Enpam, riscossione contributo quota A 2009

 

La tutela previdenziale del Fondo di Previdenza Generale è garantita a tutti i medici e gli odontoiatri iscritti ai rispettivi Albi professionali. Il finanziamento delle
prestazioni previdenziali ed assistenziali erogate da tale Fondo è assicurato dal versamento di un contributo minimo dovuto in misura fissa per fasce di età. Tale
contributo confluisce presso una apposita gestione, denominata “Quota A” del Fondo di Previdenza Generale.
Gli importi che saranno posti in riscossione nel corso dell’anno 2009 sono i seguenti:

  • 185,66 annui (€ 15,47 mensili) per tutti gli iscritti fino al compimento del 30° anno di età;
  • 360,38 annui (€ 30,03 mensili) per tutti gli iscritti dal compimento del 30° anno di età fino al compimento del
    35° anno di età;
  • 676,28 annui (€ 56,36 mensili) per tutti gli iscritti dal compimento del 35° anno di età fino al compimento del
    40° anno di età;
  • 1.248,96 annui (€ 104,08 mensili) per tutti gli iscritti dal compimento del 40° anno di età fino al compimento
    del 65° anno di età.
  • 676,28 annui (€ 56,36 mensili) per gli iscritti ammessi, entro il 31 dicembre 1989, al beneficio della contribuzione ridotta
    “Quota A”, in quanto forniti di diversa copertura previdenziale obbligatoria.
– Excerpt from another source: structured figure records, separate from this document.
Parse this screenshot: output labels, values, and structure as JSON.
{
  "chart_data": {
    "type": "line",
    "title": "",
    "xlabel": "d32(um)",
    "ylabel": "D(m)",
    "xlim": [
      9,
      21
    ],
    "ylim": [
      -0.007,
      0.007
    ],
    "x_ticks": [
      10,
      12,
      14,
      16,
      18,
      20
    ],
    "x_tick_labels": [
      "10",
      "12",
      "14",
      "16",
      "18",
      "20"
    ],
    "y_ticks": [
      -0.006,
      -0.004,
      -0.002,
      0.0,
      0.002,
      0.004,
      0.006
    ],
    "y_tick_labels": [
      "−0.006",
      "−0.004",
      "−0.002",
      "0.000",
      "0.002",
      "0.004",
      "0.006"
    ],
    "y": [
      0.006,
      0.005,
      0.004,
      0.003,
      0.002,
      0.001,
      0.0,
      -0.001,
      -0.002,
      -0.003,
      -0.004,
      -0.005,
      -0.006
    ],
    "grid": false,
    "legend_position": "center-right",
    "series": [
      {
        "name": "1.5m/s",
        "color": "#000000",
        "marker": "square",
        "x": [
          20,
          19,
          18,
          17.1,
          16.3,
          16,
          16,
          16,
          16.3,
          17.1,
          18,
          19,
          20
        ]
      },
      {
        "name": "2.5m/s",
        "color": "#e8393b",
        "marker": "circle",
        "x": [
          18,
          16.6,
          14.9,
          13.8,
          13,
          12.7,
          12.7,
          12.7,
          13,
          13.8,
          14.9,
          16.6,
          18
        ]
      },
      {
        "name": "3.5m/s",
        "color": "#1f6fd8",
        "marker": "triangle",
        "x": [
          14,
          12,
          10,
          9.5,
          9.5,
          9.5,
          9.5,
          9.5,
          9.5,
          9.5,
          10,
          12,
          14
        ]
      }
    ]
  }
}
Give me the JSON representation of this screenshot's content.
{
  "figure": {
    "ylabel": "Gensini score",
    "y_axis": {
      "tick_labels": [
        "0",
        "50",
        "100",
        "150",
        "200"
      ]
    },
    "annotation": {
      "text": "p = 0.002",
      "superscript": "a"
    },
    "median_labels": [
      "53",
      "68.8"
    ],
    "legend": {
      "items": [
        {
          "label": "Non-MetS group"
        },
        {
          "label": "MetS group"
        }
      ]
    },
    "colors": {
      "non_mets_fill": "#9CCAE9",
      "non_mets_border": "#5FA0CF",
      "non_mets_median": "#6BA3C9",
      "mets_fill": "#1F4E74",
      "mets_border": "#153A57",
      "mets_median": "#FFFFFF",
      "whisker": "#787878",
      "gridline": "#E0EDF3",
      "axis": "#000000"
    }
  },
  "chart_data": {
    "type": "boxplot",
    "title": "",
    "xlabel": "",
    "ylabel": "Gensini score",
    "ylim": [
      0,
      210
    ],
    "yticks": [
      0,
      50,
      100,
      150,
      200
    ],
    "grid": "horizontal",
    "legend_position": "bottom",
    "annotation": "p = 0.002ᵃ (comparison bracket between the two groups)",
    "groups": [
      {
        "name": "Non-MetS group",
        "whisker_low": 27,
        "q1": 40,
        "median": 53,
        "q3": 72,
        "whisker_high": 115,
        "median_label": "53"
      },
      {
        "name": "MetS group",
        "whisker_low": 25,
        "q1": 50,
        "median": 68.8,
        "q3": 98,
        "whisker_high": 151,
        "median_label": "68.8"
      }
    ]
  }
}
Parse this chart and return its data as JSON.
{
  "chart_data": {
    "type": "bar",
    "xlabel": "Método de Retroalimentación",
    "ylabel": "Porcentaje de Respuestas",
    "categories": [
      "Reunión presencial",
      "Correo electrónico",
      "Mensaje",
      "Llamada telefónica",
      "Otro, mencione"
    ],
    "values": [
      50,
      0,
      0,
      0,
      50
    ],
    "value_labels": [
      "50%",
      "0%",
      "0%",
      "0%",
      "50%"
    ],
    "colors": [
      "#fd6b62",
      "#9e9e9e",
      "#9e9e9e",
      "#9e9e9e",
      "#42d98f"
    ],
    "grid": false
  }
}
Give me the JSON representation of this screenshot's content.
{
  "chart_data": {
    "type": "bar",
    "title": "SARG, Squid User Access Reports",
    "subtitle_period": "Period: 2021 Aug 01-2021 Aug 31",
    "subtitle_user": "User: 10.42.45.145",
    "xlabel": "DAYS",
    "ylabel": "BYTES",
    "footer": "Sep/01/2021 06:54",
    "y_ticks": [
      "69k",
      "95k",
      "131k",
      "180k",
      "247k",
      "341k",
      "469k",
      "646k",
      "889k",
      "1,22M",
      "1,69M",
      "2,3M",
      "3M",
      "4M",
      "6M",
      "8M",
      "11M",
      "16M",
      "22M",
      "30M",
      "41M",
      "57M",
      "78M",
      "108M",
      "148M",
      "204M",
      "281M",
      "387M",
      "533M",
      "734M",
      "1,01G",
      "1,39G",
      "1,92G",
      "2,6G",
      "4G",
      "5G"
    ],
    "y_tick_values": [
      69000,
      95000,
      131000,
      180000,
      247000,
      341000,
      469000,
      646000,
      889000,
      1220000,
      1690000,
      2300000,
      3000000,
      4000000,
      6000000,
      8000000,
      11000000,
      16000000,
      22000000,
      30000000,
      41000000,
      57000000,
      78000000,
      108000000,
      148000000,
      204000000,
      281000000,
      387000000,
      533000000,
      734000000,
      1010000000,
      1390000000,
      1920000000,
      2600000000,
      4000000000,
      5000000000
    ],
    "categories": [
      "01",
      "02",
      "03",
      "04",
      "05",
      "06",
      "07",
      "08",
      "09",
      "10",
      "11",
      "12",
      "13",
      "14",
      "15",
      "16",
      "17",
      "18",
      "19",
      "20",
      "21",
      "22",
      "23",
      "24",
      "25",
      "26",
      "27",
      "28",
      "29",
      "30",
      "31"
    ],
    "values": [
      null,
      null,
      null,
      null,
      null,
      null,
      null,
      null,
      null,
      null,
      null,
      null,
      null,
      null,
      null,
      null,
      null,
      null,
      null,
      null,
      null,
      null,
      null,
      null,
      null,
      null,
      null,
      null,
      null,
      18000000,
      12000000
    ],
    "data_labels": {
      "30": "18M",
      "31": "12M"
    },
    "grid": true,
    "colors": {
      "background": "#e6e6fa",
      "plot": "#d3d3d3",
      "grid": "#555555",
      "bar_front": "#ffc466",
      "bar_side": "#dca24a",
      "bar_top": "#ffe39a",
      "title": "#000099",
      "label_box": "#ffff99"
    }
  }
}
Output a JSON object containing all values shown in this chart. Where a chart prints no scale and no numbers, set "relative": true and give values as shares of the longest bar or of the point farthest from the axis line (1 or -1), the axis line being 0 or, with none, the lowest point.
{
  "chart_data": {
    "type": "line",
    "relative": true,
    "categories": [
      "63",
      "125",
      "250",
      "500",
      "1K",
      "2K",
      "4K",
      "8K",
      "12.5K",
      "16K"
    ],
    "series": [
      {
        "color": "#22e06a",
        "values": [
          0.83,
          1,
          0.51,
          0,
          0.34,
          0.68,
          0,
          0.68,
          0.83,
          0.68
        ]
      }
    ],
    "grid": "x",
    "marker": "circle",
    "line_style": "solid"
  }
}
Oltre agli importi sopra elencati, tutti gli iscritti sono tenuti a corrispondere un contributo annuo di € 38,00 (€ 3,17 mensili) per la copertura
dell’onere derivante dalle indennità di maternità, aborto, adozione e affidamento preadottivo erogate dall’E.N.P.A.M..

L’incarico di riscuotere su tutto il territorio nazionale i suddetti contributi, a decorrere dall’anno 2001, è stato affidato ad Equitalia Esatri S.p.A. che a tal
fine provvede a trasmettere al domicilio degli iscritti i relativi bollettini di pagamento RAV.

Gli importi dovuti possono essere versati in un’unica soluzione entro il 30 aprile dell’anno di riferimento del contributo ovvero in quattro rate con scadenza 30 aprile, 30
giugno, 30 settembre e 30 novembre. Il recupero degli eventuali importi non corrisposti entro i termini è effettuato mediante iscrizione a ruolo e notifica della
corrispondente cartella di pagamento.

Il mancato ricevimento del bollettino non esonera dal pagamento del contributo. In tal caso, al fine di ottenere le istruzioni necessarie per provvedere al versamento, deve essere
tempestivamente inoltrata ad Equitalia Esatri S.p.A (tramite i canali telematici indicati sul sito http://www.taxtel.it) un’apposita istanza nella quale devono essere indicati il nome,
il cognome, il codice fiscale e l’indirizzo dell’interessato.

Si evidenzia, inoltre, che da quest’anno sarà attivato un nuovo servizio per gli utenti registrati presso il portale www.enpam.it.
Tali iscritti, infatti, potranno reperire direttamente un duplicato del bollettino RAV, accedendo all’Area riservata del sito della Fondazione
. In questo caso
il pagamento potrà essere effettuato esclusivamente presso gli Istituto di Credito.

Al fine di evitare i disagi connessi al mancato ricevimento o allo smarrimento dei bollettini, si ricorda che i predetti obblighi contributivi possono essere assolti chiedendo
la domiciliazione del relativo pagamento mediante addebito permanente in conto corrente bancario (procedura RID).

Per poter usufruire della domiciliazione bancaria è sufficiente compilare il modulo allegato ai bollettini RAV per il pagamento del contributo e trasmetterlo ad Equitalia ESATRI
S.p.A. secondo le modalità indicate da tale società. Il modulo RID, quindi, non deve essere presentato alla propria banca, ma deve essere inoltrato direttamente al
predetto Agente della riscossione.

Per il servizio offerto, la commissione richiesta da Equitalia ESATRI S.p.A. è di € 2,07 per addebito.

Si rammenta, infine, che i contributi previdenziali sono integralmente deducibili dal reddito complessivo, ai sensi dell’art. 10, comma 1, lett. e) del Testo Unico delle
Imposte sui Redditi (TUIR).

Sul retro della sezione di versamento dei bollettini RAV è all’uopo indicata la descrizione “Trib. 539 Previdenza ENPAM 2009”. Il pagamento del contributo
mediante il servizio RID potrà essere comprovato dagli addebiti riportati negli estratti di conto corrente inviati dalla banca e da un riepilogo annuale dei pagamenti intervenuti
che Equitalia ESATRI S.p.A. invierà a mezzo posta, in tempo utile per gli adempimenti fiscali.